With agriculture depressed, phosphate mining scrapes almost to a halt
| Lakeland, Fla.
Tourism, citrus - and phosphate. Florida is nearly synonymous with its No. 1 and No. 2 industries. But jog off the main tourist trade routes, beyond the orange groves and into central Florida's ''Bone Valley'' and the state's third largest industry - phosphate mining - becomes very visible.
Here multistory draglines rise above the scrubland of the Peace River plains, veined with the remains of the ancient sea life that makes up the mineral phosphate. The region is littered with elongated lakes, the remains of 100 years of strip mining which has provided more than 80 percent of the nation's phosphate supply and one-third of the world's.
Today, however, the draglines that scrape at the soil have slowed nearly to a halt. Phosphate is the foundation of the fertilizer industry, and with the current agricultural slump, the phosphate industry is directly affected. If farmers don't plant, they don't need fertilizer, and so phosphate mining slows accordingly.
The current slow period has shut seven of its 23 mines, plus four chemical plants and 18 fertilizer plants. About 23 percent of the industry's 14,600 employees have been laid off.
''We are directly tied to the farmer and until he gets a fair return on his commodities, we won't be going anywhere,'' explains Robert Bonnell, spokesman of the Florida Phosphate Council. ''The export market has decreased because the high cost of the dollar created an artificial price increase for phosphate on foreign markets, and there are cheaper places for them to buy.''
Although phosphate mining here is largely backed by large chemical corporations diversified enough to absorb losses, there are efforts to make those losses short term. The industry has lobbied heavily for the PIK (payment in kind) program in which farmers are paid in surplus grain to take their land out of production until agricultural surpluses are used. ''This hurts us in the short run,'' says Mr. Bonnell, ''but it will help get the farmer back on his feet.''
Further, he explains, the industry wants the federal government to ''stop making low-interest loans to our competitors.'' Foreign aid to Morocco, for example, goes to subsidize the phosphate industry there, undercutting US phosphate export prices, he says.
Industry studies show that at normal rates of mining and with existing technology there is a 200-year supply of phosphate left here.
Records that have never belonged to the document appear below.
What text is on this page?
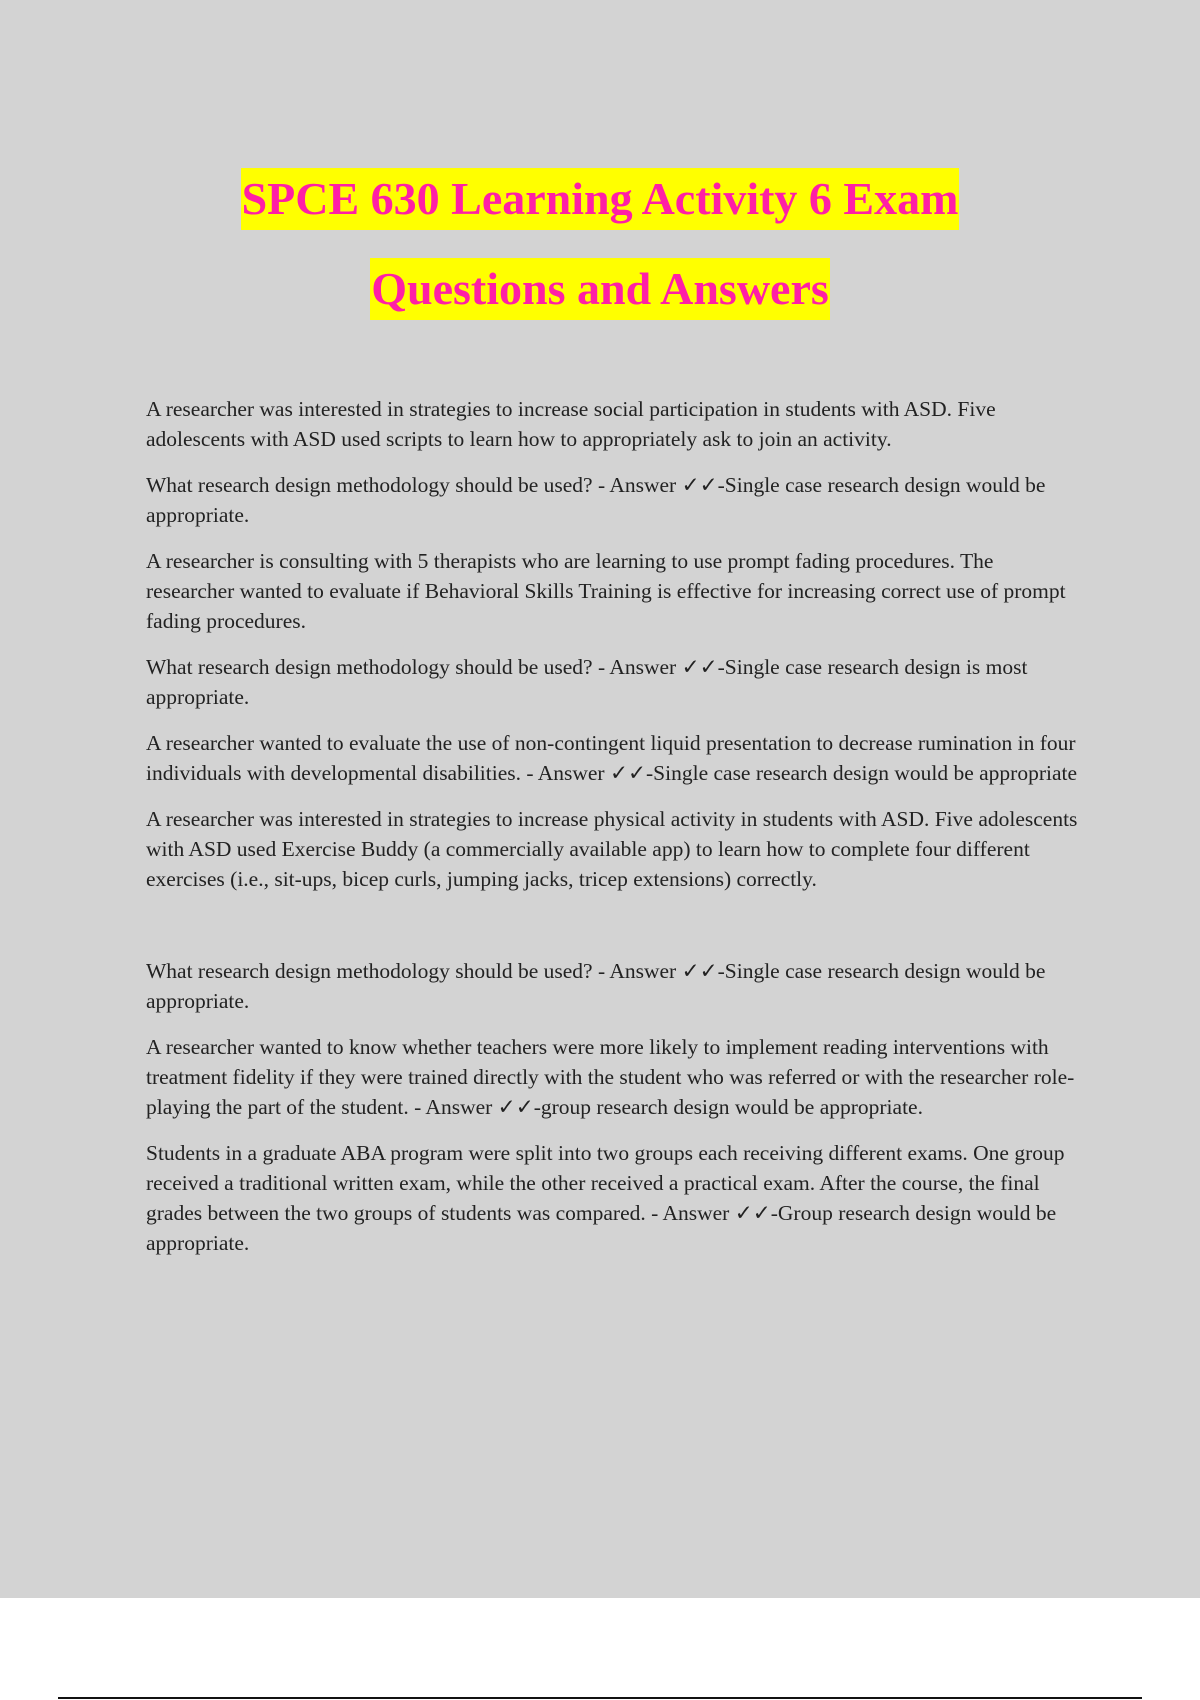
SPCE 630 Learning Activity 6 Exam
Questions and Answers

A researcher was interested in strategies to increase social participation in students with ASD. Five adolescents with ASD used scripts to learn how to appropriately ask to join an activity.

What research design methodology should be used? - Answer ✓✓-Single case research design would be appropriate.

A researcher is consulting with 5 therapists who are learning to use prompt fading procedures. The researcher wanted to evaluate if Behavioral Skills Training is effective for increasing correct use of prompt fading procedures.

What research design methodology should be used? - Answer ✓✓-Single case research design is most appropriate.

A researcher wanted to evaluate the use of non-contingent liquid presentation to decrease rumination in four individuals with developmental disabilities. - Answer ✓✓-Single case research design would be appropriate

A researcher was interested in strategies to increase physical activity in students with ASD. Five adolescents with ASD used Exercise Buddy (a commercially available app) to learn how to complete four different exercises (i.e., sit-ups, bicep curls, jumping jacks, tricep extensions) correctly.

What research design methodology should be used? - Answer ✓✓-Single case research design would be appropriate.

A researcher wanted to know whether teachers were more likely to implement reading interventions with treatment fidelity if they were trained directly with the student who was referred or with the researcher role-playing the part of the student. - Answer ✓✓-group research design would be appropriate.

Students in a graduate ABA program were split into two groups each receiving different exams. One group received a traditional written exam, while the other received a practical exam. After the course, the final grades between the two groups of students was compared. - Answer ✓✓-Group research design would be appropriate.
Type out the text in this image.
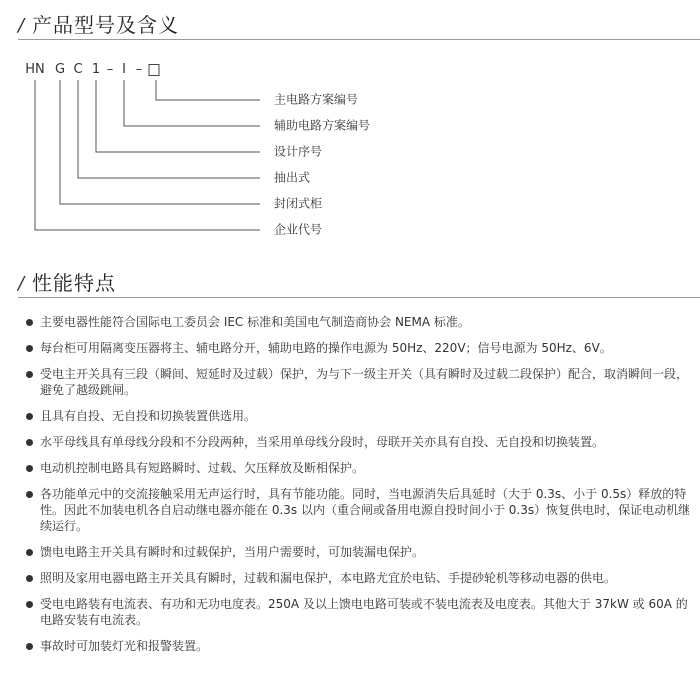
/ 产品型号及含义
HN G C 1 – I –
主电路方案编号
辅助电路方案编号
设计序号
抽出式
封闭式柜
企业代号
/ 性能特点
主要电器性能符合国际电工委员会 IEC 标准和美国电气制造商协会 NEMA 标准。
每台柜可用隔离变压器将主、辅电路分开，辅助电路的操作电源为 50Hz、220V；信号电源为 50Hz、6V。
受电主开关具有三段（瞬间、短延时及过载）保护，为与下一级主开关（具有瞬时及过载二段保护）配合，取消瞬间一段，避免了越级跳闸。
且具有自投、无自投和切换装置供选用。
水平母线具有单母线分段和不分段两种，当采用单母线分段时，母联开关亦具有自投、无自投和切换装置。
电动机控制电路具有短路瞬时、过载、欠压释放及断相保护。
各功能单元中的交流接触采用无声运行时，具有节能功能。同时，当电源消失后具延时（大于 0.3s、小于 0.5s）释放的特性。因此不加装电机各自启动继电器亦能在 0.3s 以内（重合闸或备用电源自投时间小于 0.3s）恢复供电时，保证电动机继续运行。
馈电电路主开关具有瞬时和过载保护，当用户需要时，可加装漏电保护。
照明及家用电器电路主开关具有瞬时，过载和漏电保护，本电路尤宜於电钻、手提砂轮机等移动电器的供电。
受电电路装有电流表、有功和无功电度表。250A 及以上馈电电路可装或不装电流表及电度表。其他大于 37kW 或 60A 的电路安装有电流表。
事故时可加装灯光和报警装置。
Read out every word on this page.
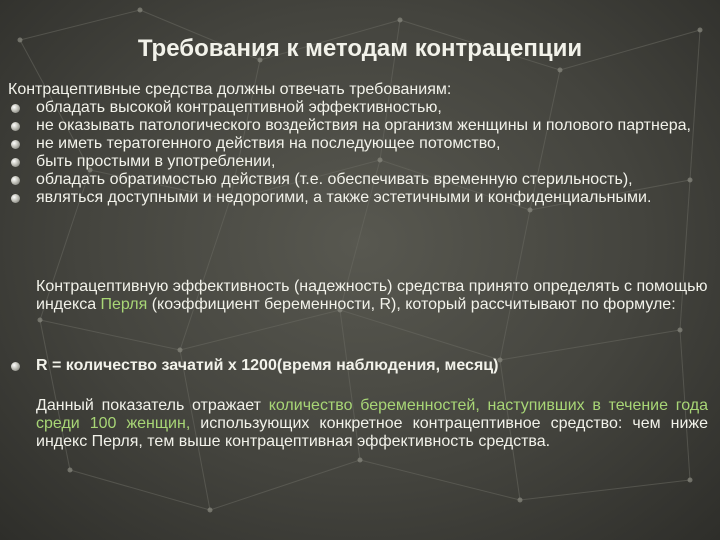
Требования к методам контрацепции
Контрацептивные средства должны отвечать требованиям:
обладать высокой контрацептивной эффективностью,
не оказывать патологического воздействия на организм женщины и полового партнера,
не иметь тератогенного действия на последующее потомство,
быть простыми в употреблении,
обладать обратимостью действия (т.е. обеспечивать временную стерильность),
являться доступными и недорогими, а также эстетичными и конфиденциальными.
Контрацептивную эффективность (надежность) средства принято определять с помощью индекса Перля (коэффициент беременности, R), который рассчитывают по формуле:
R = количество зачатий х 1200(время наблюдения, месяц)
Данный показатель отражает количество беременностей, наступивших в течение года среди 100 женщин, использующих конкретное контрацептивное средство: чем ниже индекс Перля, тем выше контрацептивная эффективность средства.
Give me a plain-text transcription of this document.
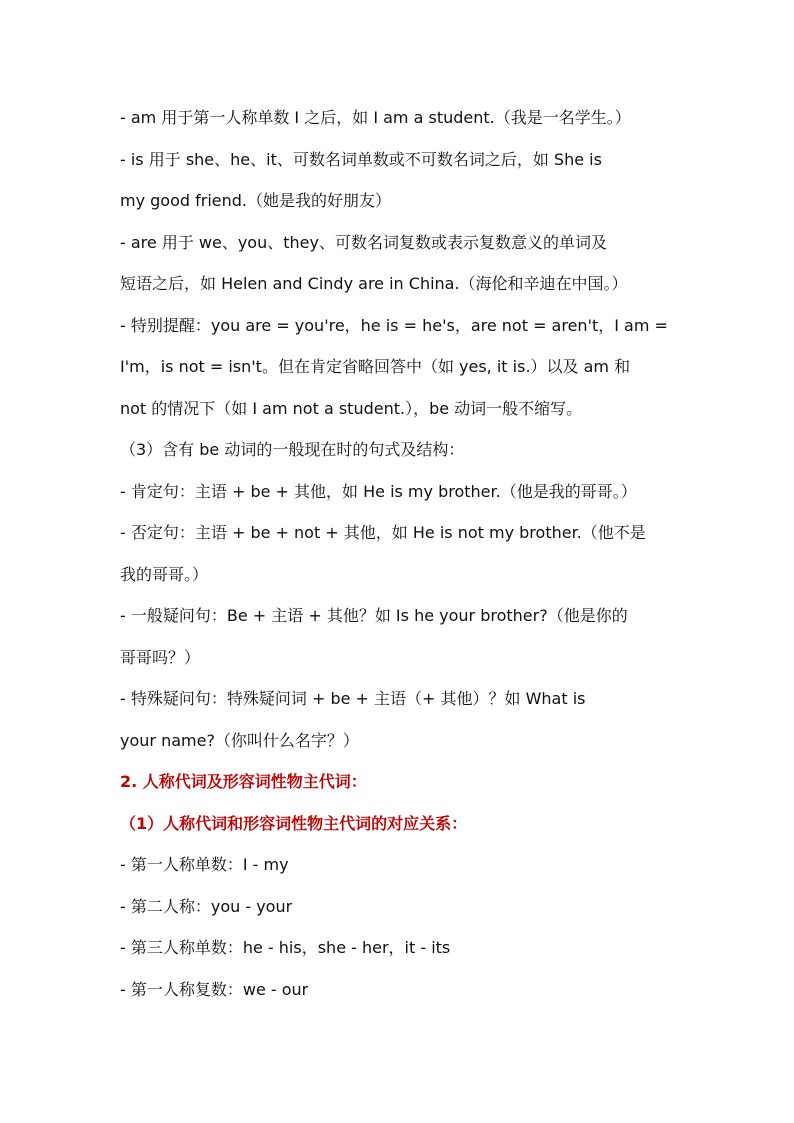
- am 用于第一人称单数 I 之后，如 I am a student.（我是一名学生。）
- is 用于 she、he、it、可数名词单数或不可数名词之后，如 She is
my good friend.（她是我的好朋友）
- are 用于 we、you、they、可数名词复数或表示复数意义的单词及
短语之后，如 Helen and Cindy are in China.（海伦和辛迪在中国。）
- 特别提醒：you are = you're，he is = he's，are not = aren't，I am =
I'm，is not = isn't。但在肯定省略回答中（如 yes, it is.）以及 am 和
not 的情况下（如 I am not a student.），be 动词一般不缩写。
（3）含有 be 动词的一般现在时的句式及结构：
- 肯定句：主语 + be + 其他，如 He is my brother.（他是我的哥哥。）
- 否定句：主语 + be + not + 其他，如 He is not my brother.（他不是
我的哥哥。）
- 一般疑问句：Be + 主语 + 其他？如 Is he your brother?（他是你的
哥哥吗？）
- 特殊疑问句：特殊疑问词 + be + 主语（+ 其他）？如 What is
your name?（你叫什么名字？）
2. 人称代词及形容词性物主代词：
（1）人称代词和形容词性物主代词的对应关系：
- 第一人称单数：I - my
- 第二人称：you - your
- 第三人称单数：he - his，she - her，it - its
- 第一人称复数：we - our
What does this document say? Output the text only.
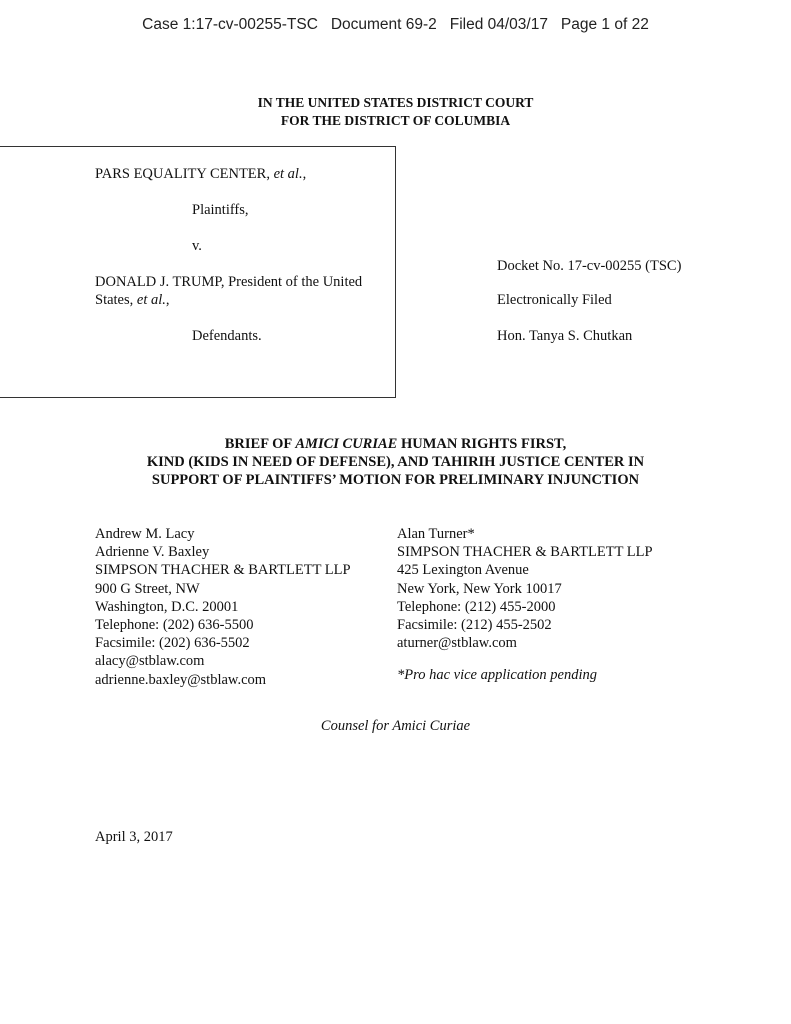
Case 1:17-cv-00255-TSC Document 69-2 Filed 04/03/17 Page 1 of 22
IN THE UNITED STATES DISTRICT COURT
FOR THE DISTRICT OF COLUMBIA
PARS EQUALITY CENTER, et al.,
Plaintiffs,
v.
DONALD J. TRUMP, President of the United
States, et al.,
Defendants.
Docket No. 17-cv-00255 (TSC)
Electronically Filed
Hon. Tanya S. Chutkan
BRIEF OF AMICI CURIAE HUMAN RIGHTS FIRST,
KIND (KIDS IN NEED OF DEFENSE), AND TAHIRIH JUSTICE CENTER IN
SUPPORT OF PLAINTIFFS’ MOTION FOR PRELIMINARY INJUNCTION
Andrew M. Lacy
Adrienne V. Baxley
SIMPSON THACHER & BARTLETT LLP
900 G Street, NW
Washington, D.C. 20001
Telephone: (202) 636-5500
Facsimile: (202) 636-5502
alacy@stblaw.com
adrienne.baxley@stblaw.com
Alan Turner*
SIMPSON THACHER & BARTLETT LLP
425 Lexington Avenue
New York, New York 10017
Telephone: (212) 455-2000
Facsimile: (212) 455-2502
aturner@stblaw.com
*Pro hac vice application pending
Counsel for Amici Curiae
April 3, 2017
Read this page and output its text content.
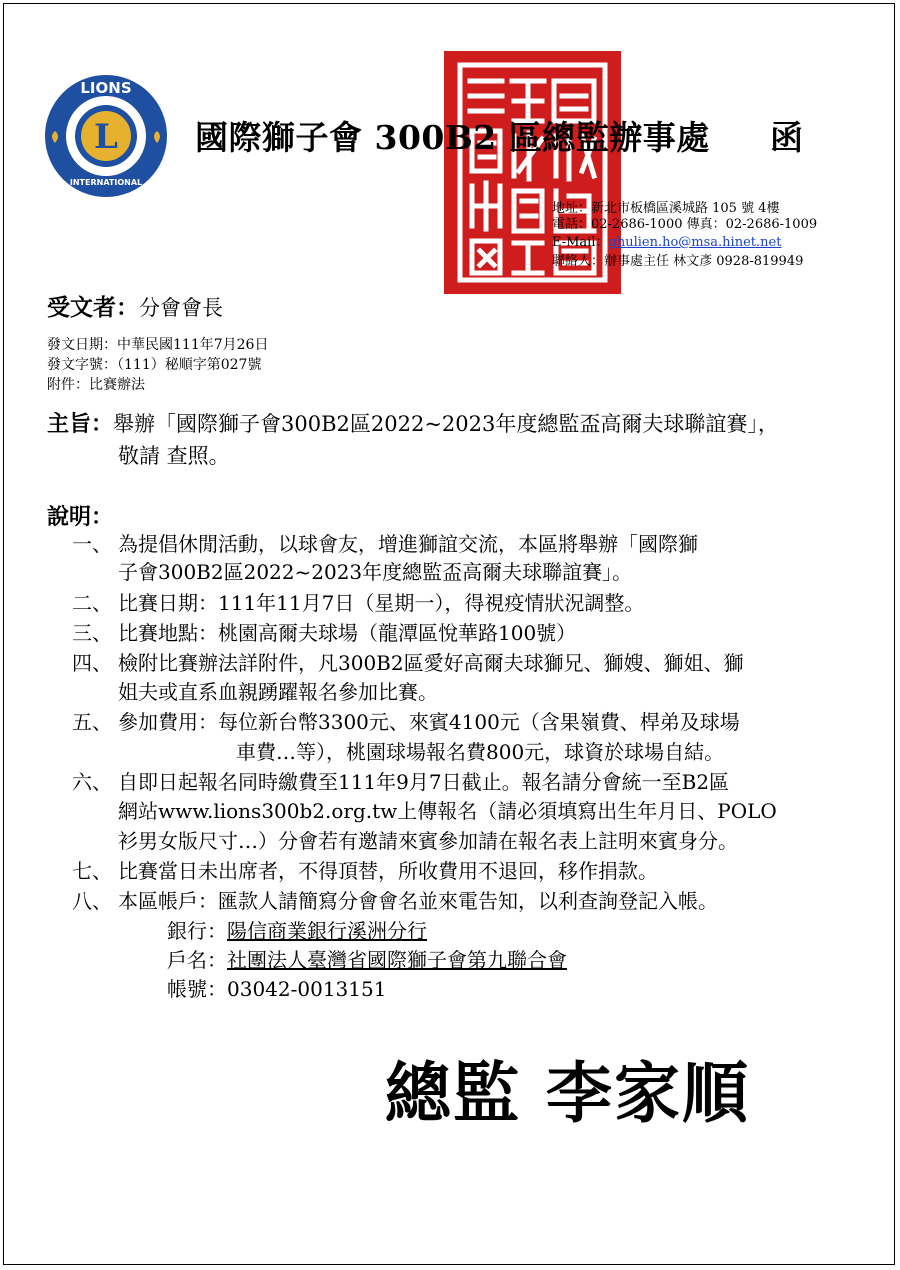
L
LIONS
INTERNATIONAL
國際獅子會 300B2 區總監辦事處 函
地址：新北市板橋區溪城路 105 號 4樓
電話：02-2686-1000 傳真：02-2686-1009
E-Mail：ghulien.ho@msa.hinet.net
聯絡人：辦事處主任 林文彥 0928-819949
受文者：分會會長
發文日期：中華民國111年7月26日
發文字號：（111）秘順字第027號
附件：比賽辦法
主旨：舉辦「國際獅子會300B2區2022~2023年度總監盃高爾夫球聯誼賽」，
敬請 查照。
說明：
一、 為提倡休閒活動，以球會友，增進獅誼交流，本區將舉辦「國際獅
子會300B2區2022~2023年度總監盃高爾夫球聯誼賽」。
二、 比賽日期：111年11月7日（星期一），得視疫情狀況調整。
三、 比賽地點：桃園高爾夫球場（龍潭區悅華路100號）
四、 檢附比賽辦法詳附件，凡300B2區愛好高爾夫球獅兄、獅嫂、獅姐、獅
姐夫或直系血親踴躍報名參加比賽。
五、 參加費用：每位新台幣3300元、來賓4100元（含果嶺費、桿弟及球場
車費…等），桃園球場報名費800元，球資於球場自結。
六、 自即日起報名同時繳費至111年9月7日截止。報名請分會統一至B2區
網站www.lions300b2.org.tw上傳報名（請必須填寫出生年月日、POLO
衫男女版尺寸…）分會若有邀請來賓參加請在報名表上註明來賓身分。
七、 比賽當日未出席者，不得頂替，所收費用不退回，移作捐款。
八、 本區帳戶：匯款人請簡寫分會會名並來電告知，以利查詢登記入帳。
銀行：陽信商業銀行溪洲分行
戶名：社團法人臺灣省國際獅子會第九聯合會
帳號：03042-0013151
總監 李家順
With advances in mining technology expected to tap even deeper into Florida soil, there is a potential 500-year supply, they say.
Environmental concerns over the past decade have scrutinized phosphate mining and have raised questions about the large amounts of water the industry uses to process the pebbled mineral; about proper disposal of the clay byproduct; and about land and lake reclamation. Industry spokesmen, who feel constrained by environmental permit processes that add time and extra costs to mining projects, suggest that there has been a substantial cleanup. For example, mining operations now recycle 90 percent of the water they use, instead of dipping into the state's aquifer. Strip-mined land reclaimed by the chemical companies now accommodates everything from Little League fields to housing tracts, shopping centers, and even new wetlands that didn't exist before.
At any rate environmental criticism is expected to be muted somewhat as the slump makes people realize just how important the phosphate industry is to their local economy.